Eddie didn't hang around in the pub, either, in the forlorn hope that Robert might whip out his wallet and offer him something for his trouble and information. The impression Robert gives me is that Eddie was in a hurry to leave as soon as the tale was told - not sold.
The only way Mike might have been persuaded to part with any dosh was when he got his first substantial royalty cheques, if Eddie had been demanding a cut not to spill the same beans with which he had previously teased Feldman, when he asked what his confession was worth.
It's still a matter of what incentive Eddie would have for telling Robert - a perfect stranger - that odd story of a find he had made in Battlecrease. What better way would he have had to explain away the growing rumours, if he was aware by June 1993 that they were not only true, but concerned the diary being found - and taken away - by him? We know Eddie's name was given to Paul Dodd later in the summer by a worried Arthur Rigby, because that's what Dodd told the police in the October, so it does look likely that Eddie was aware when talking to Robert in the June that people were linking his name with finding the diary in Dodd's house. He must also have been thinking back ruefully to his own loose-lipped conversation with Brian Rawes in July 1992, which Brian also told the police about in October 1993.
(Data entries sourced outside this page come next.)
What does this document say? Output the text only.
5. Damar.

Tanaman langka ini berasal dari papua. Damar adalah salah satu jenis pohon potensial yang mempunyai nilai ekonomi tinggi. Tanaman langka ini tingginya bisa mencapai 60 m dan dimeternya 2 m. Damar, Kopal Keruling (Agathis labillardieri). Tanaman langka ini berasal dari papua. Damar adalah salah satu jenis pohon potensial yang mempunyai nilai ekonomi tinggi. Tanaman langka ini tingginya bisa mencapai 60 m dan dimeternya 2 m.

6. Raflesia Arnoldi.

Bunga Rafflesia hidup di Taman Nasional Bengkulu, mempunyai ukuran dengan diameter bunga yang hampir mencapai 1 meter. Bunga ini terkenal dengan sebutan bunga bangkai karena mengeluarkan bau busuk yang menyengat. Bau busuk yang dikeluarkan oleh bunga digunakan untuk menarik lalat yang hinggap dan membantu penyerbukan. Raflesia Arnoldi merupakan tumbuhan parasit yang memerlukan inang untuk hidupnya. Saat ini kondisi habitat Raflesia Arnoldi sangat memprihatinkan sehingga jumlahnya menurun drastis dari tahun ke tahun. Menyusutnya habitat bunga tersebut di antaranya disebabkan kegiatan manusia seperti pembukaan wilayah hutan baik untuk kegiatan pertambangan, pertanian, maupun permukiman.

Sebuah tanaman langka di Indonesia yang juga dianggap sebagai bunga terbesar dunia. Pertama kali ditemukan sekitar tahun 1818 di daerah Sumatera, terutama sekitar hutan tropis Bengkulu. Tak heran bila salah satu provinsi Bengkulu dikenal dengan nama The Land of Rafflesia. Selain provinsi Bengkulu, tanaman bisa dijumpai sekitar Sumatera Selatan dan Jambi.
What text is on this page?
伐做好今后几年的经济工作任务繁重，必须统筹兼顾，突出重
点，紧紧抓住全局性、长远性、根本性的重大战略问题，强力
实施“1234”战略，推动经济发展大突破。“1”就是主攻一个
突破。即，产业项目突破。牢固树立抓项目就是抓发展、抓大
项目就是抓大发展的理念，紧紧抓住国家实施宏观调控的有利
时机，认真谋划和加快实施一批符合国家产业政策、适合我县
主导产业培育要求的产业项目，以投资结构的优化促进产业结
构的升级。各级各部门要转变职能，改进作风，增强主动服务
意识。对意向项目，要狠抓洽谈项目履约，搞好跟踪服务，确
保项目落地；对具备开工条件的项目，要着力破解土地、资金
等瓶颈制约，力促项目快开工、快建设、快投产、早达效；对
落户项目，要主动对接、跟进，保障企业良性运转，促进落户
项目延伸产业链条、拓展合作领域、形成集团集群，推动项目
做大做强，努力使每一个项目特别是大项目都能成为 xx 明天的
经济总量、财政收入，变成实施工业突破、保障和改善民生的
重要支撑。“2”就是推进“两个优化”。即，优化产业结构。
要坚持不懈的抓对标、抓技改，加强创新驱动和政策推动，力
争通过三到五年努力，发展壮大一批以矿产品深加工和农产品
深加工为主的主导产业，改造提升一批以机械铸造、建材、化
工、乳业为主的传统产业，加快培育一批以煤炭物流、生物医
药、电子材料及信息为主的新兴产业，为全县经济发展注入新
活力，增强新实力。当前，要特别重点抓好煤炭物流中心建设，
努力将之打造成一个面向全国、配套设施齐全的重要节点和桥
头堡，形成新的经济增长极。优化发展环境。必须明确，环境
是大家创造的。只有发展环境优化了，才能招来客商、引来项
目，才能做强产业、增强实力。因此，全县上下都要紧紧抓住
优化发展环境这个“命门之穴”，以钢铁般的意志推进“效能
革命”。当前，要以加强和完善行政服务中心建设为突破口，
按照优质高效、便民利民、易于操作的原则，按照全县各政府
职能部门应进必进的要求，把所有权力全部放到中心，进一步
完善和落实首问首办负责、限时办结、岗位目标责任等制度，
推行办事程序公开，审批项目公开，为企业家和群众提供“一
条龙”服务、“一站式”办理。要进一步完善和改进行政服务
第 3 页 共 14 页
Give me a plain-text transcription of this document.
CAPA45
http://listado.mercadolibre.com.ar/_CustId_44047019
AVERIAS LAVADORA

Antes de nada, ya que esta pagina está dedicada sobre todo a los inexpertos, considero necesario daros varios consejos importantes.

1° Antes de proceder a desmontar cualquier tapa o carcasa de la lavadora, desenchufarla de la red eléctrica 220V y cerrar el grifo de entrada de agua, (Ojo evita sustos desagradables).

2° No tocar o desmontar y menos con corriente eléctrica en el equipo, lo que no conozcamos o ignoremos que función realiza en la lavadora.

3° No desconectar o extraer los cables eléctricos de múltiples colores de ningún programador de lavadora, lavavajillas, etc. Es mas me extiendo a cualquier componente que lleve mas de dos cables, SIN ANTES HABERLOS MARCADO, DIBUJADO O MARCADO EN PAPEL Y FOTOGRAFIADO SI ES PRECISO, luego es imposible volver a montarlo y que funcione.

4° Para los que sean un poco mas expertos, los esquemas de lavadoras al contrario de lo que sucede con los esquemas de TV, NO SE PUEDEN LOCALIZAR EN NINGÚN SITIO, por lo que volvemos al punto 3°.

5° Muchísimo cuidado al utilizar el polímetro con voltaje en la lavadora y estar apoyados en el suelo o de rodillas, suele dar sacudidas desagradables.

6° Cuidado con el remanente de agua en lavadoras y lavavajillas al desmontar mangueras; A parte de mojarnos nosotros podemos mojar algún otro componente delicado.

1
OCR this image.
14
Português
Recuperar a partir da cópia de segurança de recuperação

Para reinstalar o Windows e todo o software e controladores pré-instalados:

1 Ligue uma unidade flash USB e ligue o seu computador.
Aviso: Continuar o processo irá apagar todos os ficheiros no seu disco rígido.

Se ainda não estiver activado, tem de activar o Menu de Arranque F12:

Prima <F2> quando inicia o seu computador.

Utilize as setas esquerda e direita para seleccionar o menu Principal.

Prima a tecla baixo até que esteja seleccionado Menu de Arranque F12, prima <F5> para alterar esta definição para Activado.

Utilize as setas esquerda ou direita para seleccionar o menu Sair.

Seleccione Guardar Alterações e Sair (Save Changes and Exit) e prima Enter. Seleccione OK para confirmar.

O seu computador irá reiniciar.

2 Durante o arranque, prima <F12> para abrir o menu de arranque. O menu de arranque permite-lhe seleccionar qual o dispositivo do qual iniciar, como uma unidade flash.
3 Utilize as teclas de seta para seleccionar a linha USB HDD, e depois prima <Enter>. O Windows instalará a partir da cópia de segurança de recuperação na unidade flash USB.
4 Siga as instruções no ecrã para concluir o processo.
That would have been quite an incentive for Eddie to tell the future publisher of the diary a cockandbull story about throwing some worthless old book into a skip. If Brian or Arthur then did their worst, and he got to hear about it, he could use a similar story to say yes, they were right about him finding an old book in that house full of books, but he didn't take it away to sell on and it wasn't Jack the Ripper's diary. If challenged over the skip, he might have had to say it was at a nearby property, but he evidently considered the risk worth taking.